There was more silence, as the Witch’s words hung in the air like nerve gas. Finally the Bastard said, in the tone of the peacemaker: “Well, I think we all agree that the final chapter of your life is yet to be written, but for now we need to stay focused on the present— or the past, I should say, and, more specifically, on your meeting at Lester’s office.”

Yes, I thought, you are my savior and protector, Bastard, and that speaks volumes as to the horrific status of my life. After all, you would like nothing more than to see me rotting away in a jail cell, yet there’s another human being in the room who wishes me even greater harm than you do.

I nodded and said, “Right… well, by the time I reached Lester’s office, my window of clarity was fully open, and I had worked things out in my mind. There were three things I needed to accomplish: First and foremost, I needed to cut a deal with Mike; second, I needed to cut a deal with Jim Taormina; and, third, I needed temporary office space to interview salesmen until my permanent space was set up.
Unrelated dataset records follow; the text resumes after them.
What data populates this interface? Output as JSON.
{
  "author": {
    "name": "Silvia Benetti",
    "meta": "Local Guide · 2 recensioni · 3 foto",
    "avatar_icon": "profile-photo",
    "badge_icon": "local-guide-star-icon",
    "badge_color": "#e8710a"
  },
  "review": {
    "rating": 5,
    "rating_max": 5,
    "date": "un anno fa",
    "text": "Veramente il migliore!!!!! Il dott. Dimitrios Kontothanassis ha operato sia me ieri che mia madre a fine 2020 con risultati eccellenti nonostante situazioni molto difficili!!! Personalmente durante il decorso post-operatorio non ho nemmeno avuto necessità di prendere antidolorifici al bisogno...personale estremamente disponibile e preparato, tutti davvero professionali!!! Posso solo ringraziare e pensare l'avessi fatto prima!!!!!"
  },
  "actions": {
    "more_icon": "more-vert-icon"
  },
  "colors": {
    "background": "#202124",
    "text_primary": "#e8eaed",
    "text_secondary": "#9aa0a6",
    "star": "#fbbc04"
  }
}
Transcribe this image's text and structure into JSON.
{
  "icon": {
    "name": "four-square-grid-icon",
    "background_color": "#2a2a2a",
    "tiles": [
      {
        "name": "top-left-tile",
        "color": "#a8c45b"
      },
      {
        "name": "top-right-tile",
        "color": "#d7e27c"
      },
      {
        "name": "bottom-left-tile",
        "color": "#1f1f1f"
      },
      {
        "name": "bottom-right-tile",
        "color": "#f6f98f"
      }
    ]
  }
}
“So when I got to Lester’s office, I didn’t waste a second. It was just the three of us this time—Lester, Mike, and myself—and I went right to work. ‘Just name your price and I’ll pay it,’ I said to Mike. ‘All I ask is that you take the bulk of your pay as a percentage of profits, or, better yet, as a percentage of revenue. This way you’ll never have to worry about me trying to f**k you over by running personal expenses through the company.’ I smiled at him, trying my best to ignore that world-class schnozolla of his. ‘I know how valuable you are, Mike, and I can’t do this without you. You’ve forgotten more about this business than I’ll ever learn. You’re my linchpin, my secret weapon.’

“Mike, of course, loved that, and I knew he would. See, on Wall Street, the back-office people are the unsung heroes, the ones who keep the machinery humming, while the brokers and bankers make a fortune. They’re dramatically underpaid, in my opinion, and they’re wildly underappreciated. So it came as no surprise to me when Mike said, ‘I don’t need a salary. Just pay me whatever you think is fair, and I’ll be fine with it.’